Additionally, the NASDAQ also fell today but managed to find some support around 7,430. Again like the S&P 500, there is now a downtrend in the index. A drop below support sends the index lower towards 7,300.
Interestingly the VIX is bouncing up against resistance at 15.25. A rise above resistance triggers the sell-off in equities and an increase in the VIX to around 17.25.
Everything continues to point to equity prices that are likely to continue to fall over the next few days. My thought process has been and still is that this a one or two-day event, with the indexes refilling the gaps. Can it extend beyond that? It could, although that is not what I am thinking about now, nor do I want to see happen. Let’s see what happens now.
Roku’s results look ok. The first quarter guidance is just a hair shy of estimates at $187.5 million at the mid-point versus estimates of $188.75. Full-year revenue guidance was strong at $1.0125 billion at the mid-point versus estimates of $981.7 million.
If one must nit-pick, I would continue to point to the slowing ARPU despite increasing streaming hours.

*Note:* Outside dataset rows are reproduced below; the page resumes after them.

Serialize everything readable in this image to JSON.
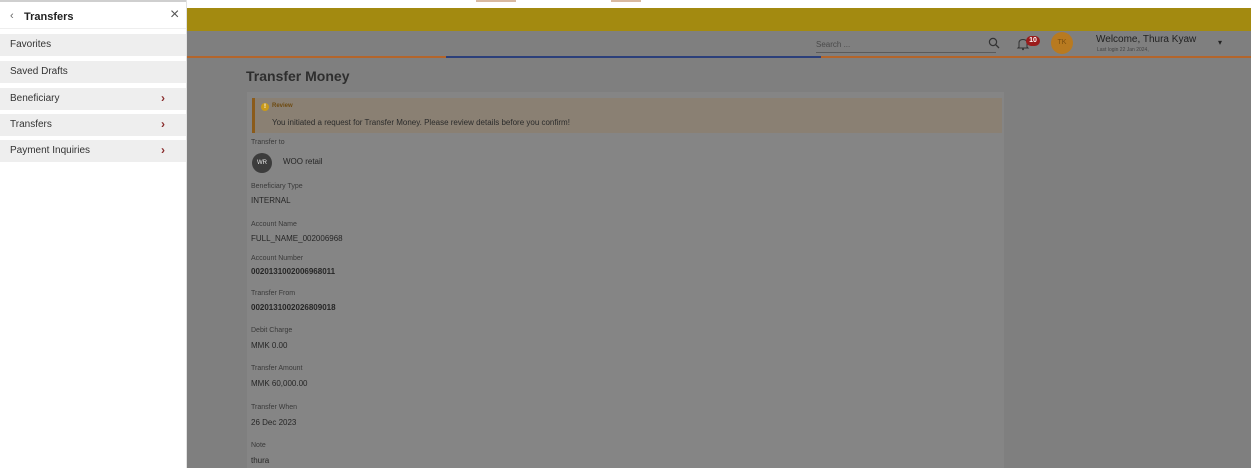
{
  "sidebar": {
    "back_icon": "‹",
    "title": "Transfers",
    "close_icon": "×",
    "items": [
      {
        "label": "Favorites",
        "chevron": ""
      },
      {
        "label": "Saved Drafts",
        "chevron": ""
      },
      {
        "label": "Beneficiary",
        "chevron": "›"
      },
      {
        "label": "Transfers",
        "chevron": "›"
      },
      {
        "label": "Payment Inquiries",
        "chevron": "›"
      }
    ]
  },
  "header": {
    "search_placeholder": "Search ...",
    "search_icon": "search-icon",
    "notification_count": "10",
    "avatar_initials": "TK",
    "welcome": "Welcome, Thura Kyaw",
    "last_login": "Last login 22 Jan 2024,",
    "caret": "▾"
  },
  "colors": {
    "brand_bar": "#a38a10",
    "accent_orange": "#b3652b",
    "accent_blue": "#2b3f7a",
    "badge_red": "#9b1b1b",
    "overlay_gray": "#7f7f7f"
  },
  "page": {
    "title": "Transfer Money",
    "review": {
      "title": "Review",
      "icon": "!",
      "message": "You initiated a request for Transfer Money. Please review details before you confirm!"
    },
    "transfer_to": {
      "label": "Transfer to",
      "avatar": "WR",
      "name": "WOO retail"
    },
    "fields": {
      "beneficiary_type": {
        "label": "Beneficiary Type",
        "value": "INTERNAL"
      },
      "account_name": {
        "label": "Account Name",
        "value": "FULL_NAME_002006968"
      },
      "account_number": {
        "label": "Account Number",
        "value": "0020131002006968011"
      },
      "transfer_from": {
        "label": "Transfer From",
        "value": "0020131002026809018"
      },
      "debit_charge": {
        "label": "Debit Charge",
        "value": "MMK 0.00"
      },
      "transfer_amount": {
        "label": "Transfer Amount",
        "value": "MMK 60,000.00"
      },
      "transfer_when": {
        "label": "Transfer When",
        "value": "26 Dec 2023"
      },
      "note": {
        "label": "Note",
        "value": "thura"
      }
    }
  }
}
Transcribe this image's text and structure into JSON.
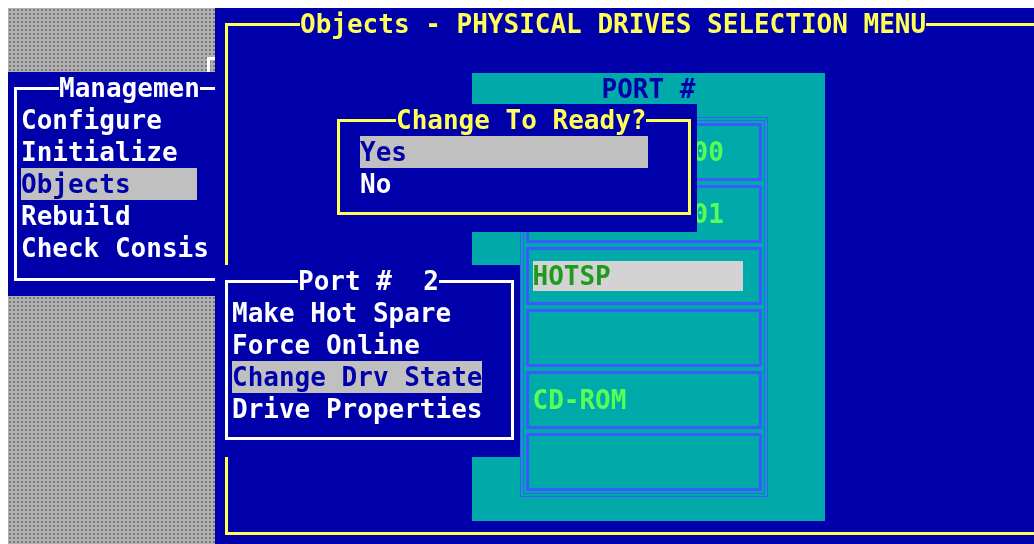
{
  "main_window": {
    "title": "Objects - PHYSICAL DRIVES SELECTION MENU"
  },
  "management_menu": {
    "title": "Managemen",
    "items": [
      {
        "label": "Configure",
        "selected": false
      },
      {
        "label": "Initialize",
        "selected": false
      },
      {
        "label": "Objects",
        "selected": true
      },
      {
        "label": "Rebuild",
        "selected": false
      },
      {
        "label": "Check Consis",
        "selected": false
      }
    ]
  },
  "port_list": {
    "header": "PORT #",
    "drives": [
      {
        "label": "00",
        "kind": "covered",
        "selected": false
      },
      {
        "label": "01",
        "kind": "covered",
        "selected": false
      },
      {
        "label": "HOTSP",
        "kind": "plain",
        "selected": true
      },
      {
        "kind": "plain",
        "selected": false
      },
      {
        "label": "CD-ROM",
        "kind": "plain",
        "selected": false
      },
      {
        "kind": "plain",
        "selected": false
      }
    ]
  },
  "port_menu": {
    "title": "Port #  2",
    "items": [
      {
        "label": "Make Hot Spare",
        "selected": false
      },
      {
        "label": "Force Online",
        "selected": false
      },
      {
        "label": "Change Drv State",
        "selected": true
      },
      {
        "label": "Drive Properties",
        "selected": false
      }
    ]
  },
  "confirm_dialog": {
    "title": "Change To Ready?",
    "options": [
      {
        "label": "Yes",
        "selected": true
      },
      {
        "label": "No",
        "selected": false
      }
    ]
  }
}
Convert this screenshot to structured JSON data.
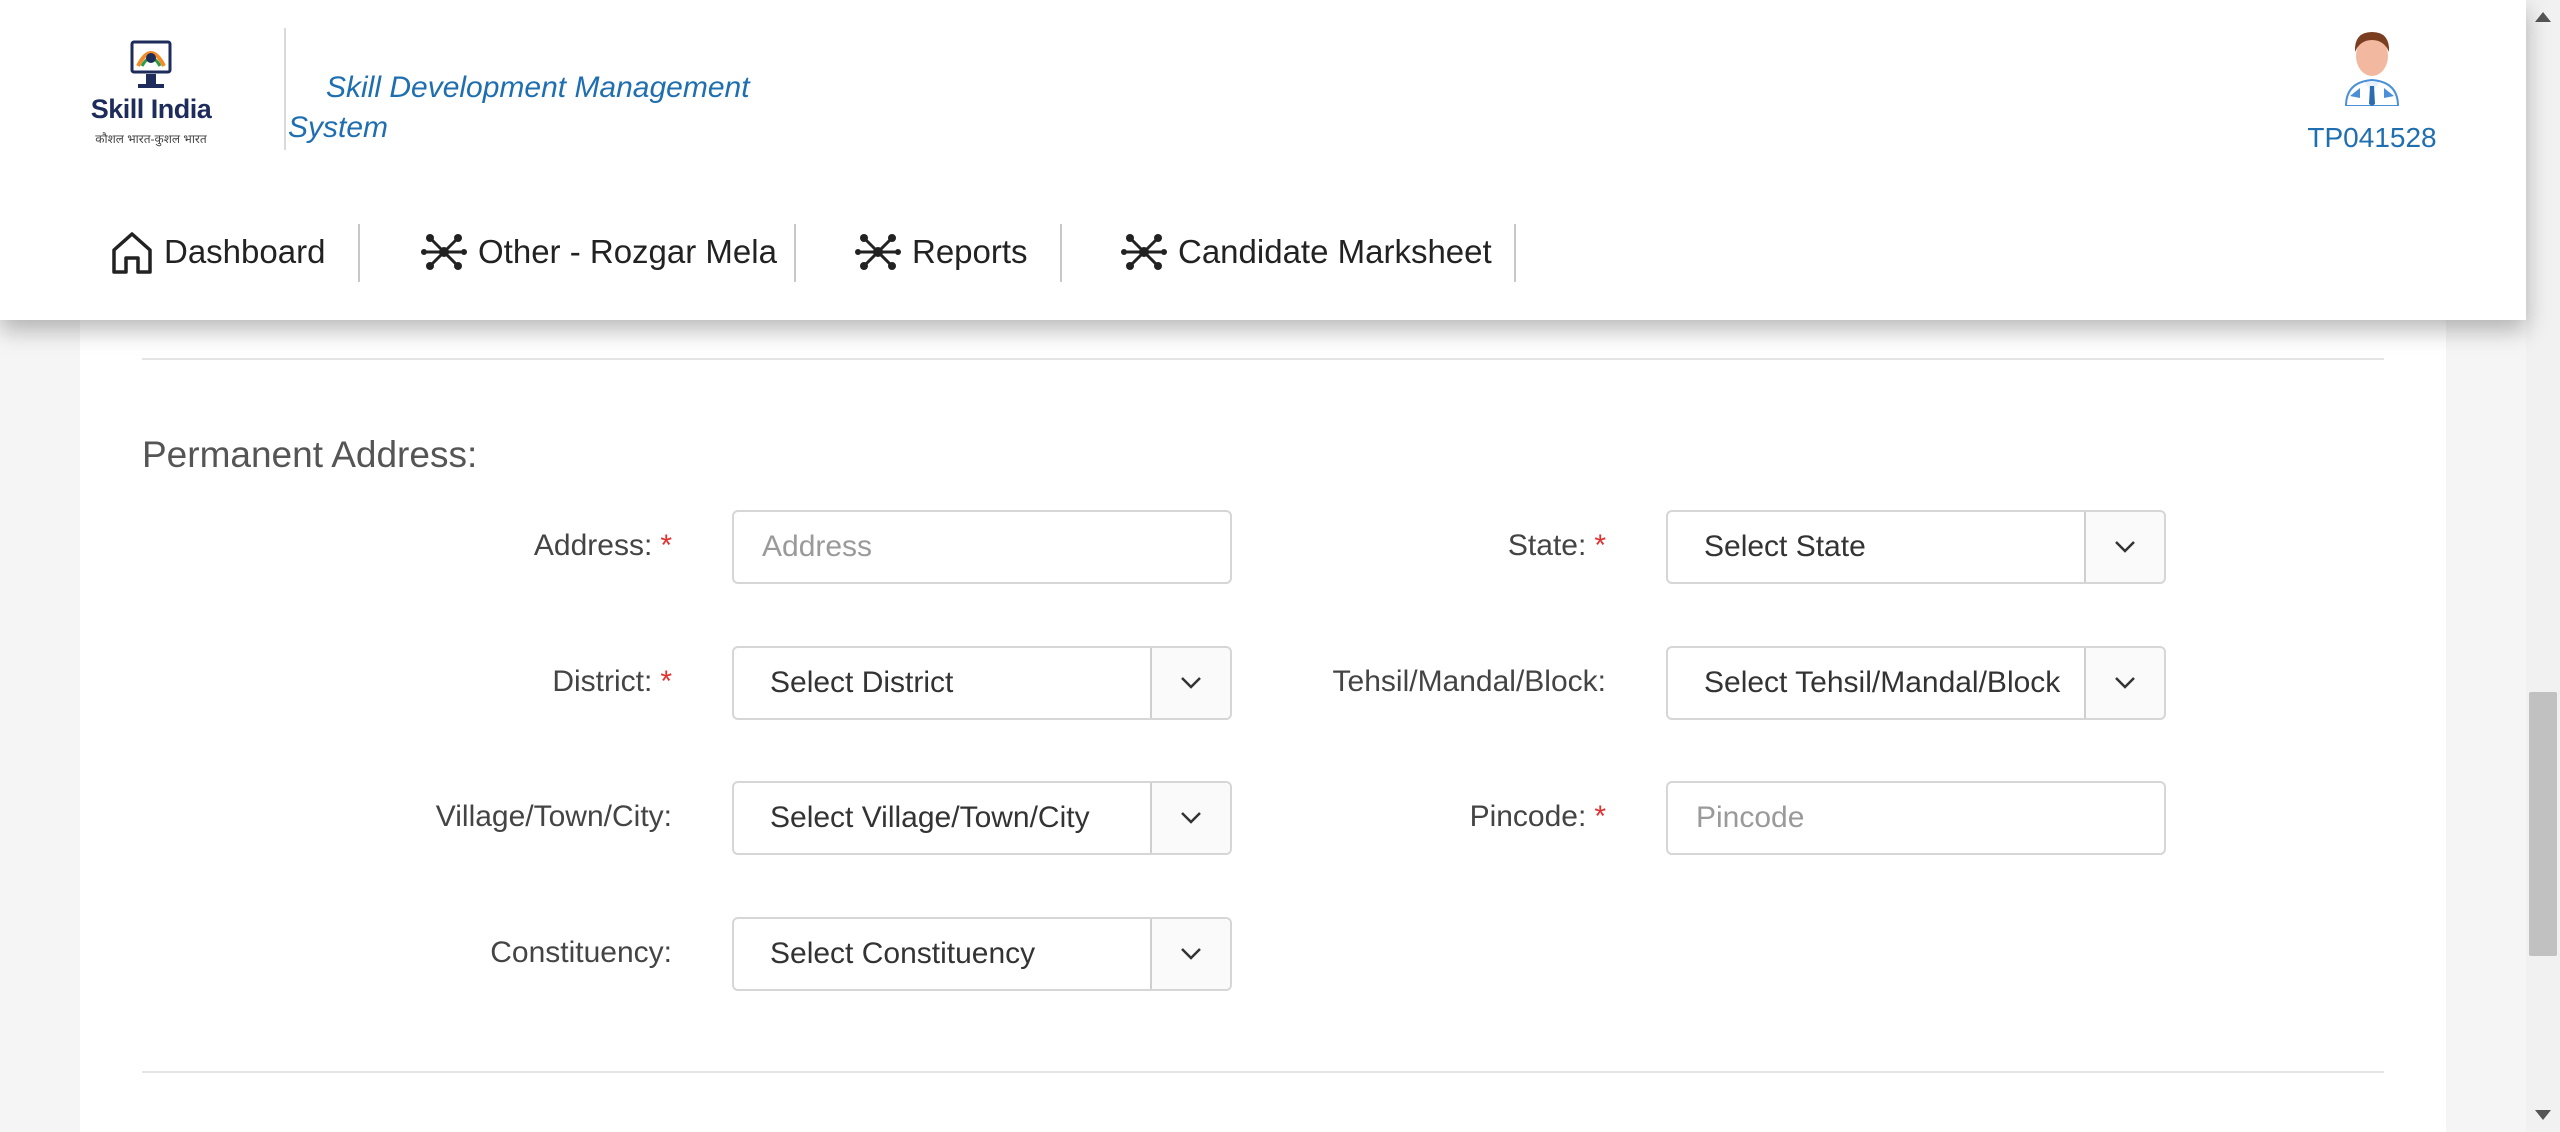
{
  "header": {
    "logo": {
      "brand": "Skill India",
      "tagline": "कौशल भारत-कुशल भारत"
    },
    "app_title": "Skill Development Management System",
    "user_id": "TP041528"
  },
  "nav": {
    "items": [
      {
        "label": "Dashboard",
        "icon": "home-icon"
      },
      {
        "label": "Other - Rozgar Mela",
        "icon": "network-icon"
      },
      {
        "label": "Reports",
        "icon": "network-icon"
      },
      {
        "label": "Candidate Marksheet",
        "icon": "network-icon"
      }
    ]
  },
  "form": {
    "section_title": "Permanent Address:",
    "required_mark": "*",
    "address": {
      "label": "Address:",
      "placeholder": "Address"
    },
    "state": {
      "label": "State:",
      "value": "Select State"
    },
    "district": {
      "label": "District:",
      "value": "Select District"
    },
    "tehsil": {
      "label": "Tehsil/Mandal/Block:",
      "value": "Select Tehsil/Mandal/Block"
    },
    "village": {
      "label": "Village/Town/City:",
      "value": "Select Village/Town/City"
    },
    "pincode": {
      "label": "Pincode:",
      "placeholder": "Pincode"
    },
    "constituency": {
      "label": "Constituency:",
      "value": "Select Constituency"
    }
  },
  "colors": {
    "accent": "#1f6fb0",
    "required": "#e03131"
  }
}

It just tells us that more time streaming time doesn’t translate to faster revenue growth.
The one thing that has always bothered me about the company is how Roku calculates their ARPU, which is very different from how others may calculate ARPU, like Facebook. Have you looked at how Roku calculates ARPU? Check it out.
Here is Facebook:
I have just never seen a company track ARPU the Roku way. Basically you take the sum of the last four quarter platform revenue, in this case $416.9 million. Then you average the fourth quarter 2018 active users which is 27.1 with the fourth quarter 2017 active users of 19.3, which equals 23.2. That is how you get the ARPU of $17.95.
I was taught in the early 2000s that monthly ARPU was usually, (Revenue / Users)/ 3 for the number of months in the quarter. Quarterly is how Facebook does it. If we do Roku’s ARPU the Facebook method for the fourth quarter it would be this: Platform revenue $151.4 million divided by active accounts of 27.1 million, which equals ARPU of $5.59. For the monthly ARPU divide by 3, and you get $1.86! Big difference in either case.
Here is a comparison of the traditional ways of measuring ARPU vs. the way Roku employs.
But you can see why they calculate ARPU their way, because it favors the most recent quarterly revenue growth but captures the mid-point of their subscribers base. Anyway, that is my thought, you decide for yourself or think about how’d you’d like. Maybe view is completely old school and wrong.
I hate to say it, but things just went from bad to worse for Blackberry. The stock fell below support at $8.50 and is now sitting on support around $8.35. If it goes below support the drop gets steeper and $8.10 looks very likely. It is not that stock can’t continue to rise over the longer-term, it is just that the short-term will likely not be smooth.
Alphabet looks like it may be ready to fall some. It fell through its uptrend today. Another day of declines tomorrow likely suggests that the uptrend is broken and a good chance the stock falls back to $1,000. We need to watch this one carefully.
Speaking of Facebook it continues to head towards $157. Once it falls through that level –which I think it will, it goes down to $148.
The setup for Netflix isn’t looking great either, with a rising wedge now clearly identified. I think it could result in a drop to around $335.
It has also become very clear that there is now a descending triangle forming in Amazon, a bearish pattern. That would suggest Amazon does indeed drop, I am looking for $1,520, but it could be more.
When you look at the FANG stocks, and where I see the stock headed it all points to lower price for equities in the days ahead. You can’t have 3 of the 10 top largest companies have steep drops without the entire market felling the impact.
Then there is Boeing which also just moved outside of its rising wedge, and could result in stock filling the gap at $370.